Step 3: Test your scenarios
Once you have a detailed disaster recovery plan in place, you must be sure that your solutions will work the way they're supposed to.
1) With the help of external consultants and/or your internal IT team, plan the disaster recovery test with the full knowledge (and acceptance) that it will require downtime. Then, comprehensively communicate this to all attorneys, staff, and clients.
2) Ensure that you have an executive-level user involved in the testing scenario so that you have someone on the “front lines” who can evaluate the test from a business continuity perspective.
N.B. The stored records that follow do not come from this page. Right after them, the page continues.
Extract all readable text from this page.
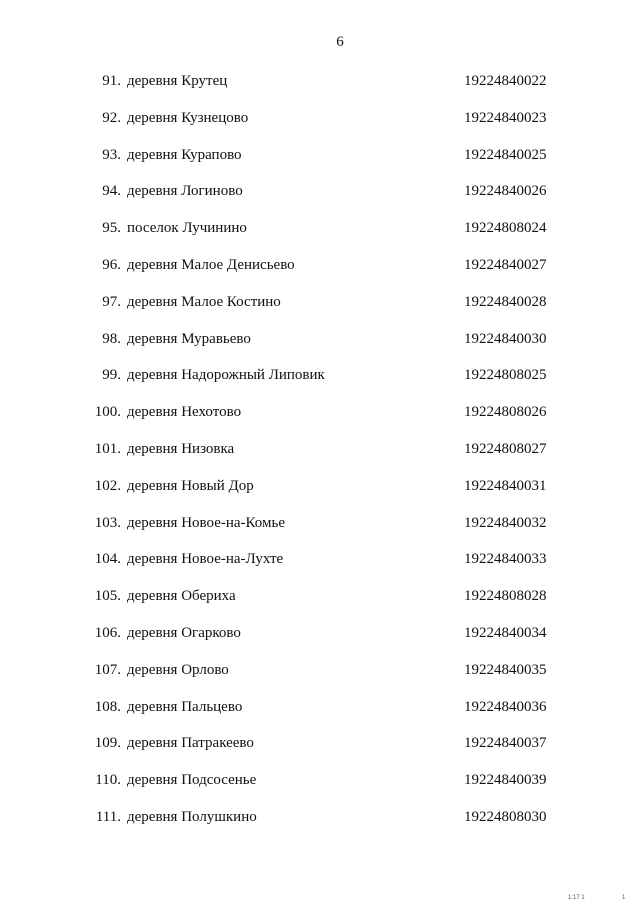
6
91. деревня Крутец	19224840022
92. деревня Кузнецово	19224840023
93. деревня Курапово	19224840025
94. деревня Логиново	19224840026
95. поселок Лучинино	19224808024
96. деревня Малое Денисьево	19224840027
97. деревня Малое Костино	19224840028
98. деревня Муравьево	19224840030
99. деревня Надорожный Липовик	19224808025
100. деревня Нехотово	19224808026
101. деревня Низовка	19224808027
102. деревня Новый Дор	19224840031
103. деревня Новое-на-Комье	19224840032
104. деревня Новое-на-Лухте	19224840033
105. деревня Обериха	19224808028
106. деревня Огарково	19224840034
107. деревня Орлово	19224840035
108. деревня Пальцево	19224840036
109. деревня Патракеево	19224840037
110. деревня Подсосенье	19224840039
111. деревня Полушкино	19224808030
1:17 1	1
A Managing Partner from each practice area would work.
3) As you are conducting the test, keep a detailed log of everything that does not go as planned (as well as the solutions that worked well). This way, the test will inform the plan’s revisions.
4) When your test is complete, review your log and incorporate any suggestions to modify your plan (and, if necessary, your technology) so you are ready for the next test.
With multiple surveys reporting that cost-per-minute of downtime can range from $15,000 to $30,000, and many law firms reporting recovery point objectives (RPO) as approximately two hours, the cost of a disaster can really add up—especially depending upon the nature of your law firm.
While transactional attorneys often report an RPO in hours, litigators’ timeframes can be shorter or longer, depending. When designing and testing a disaster recovery plan for your law firm be specific, be meticulous, and be comprehensive. It could be what keeps you in business.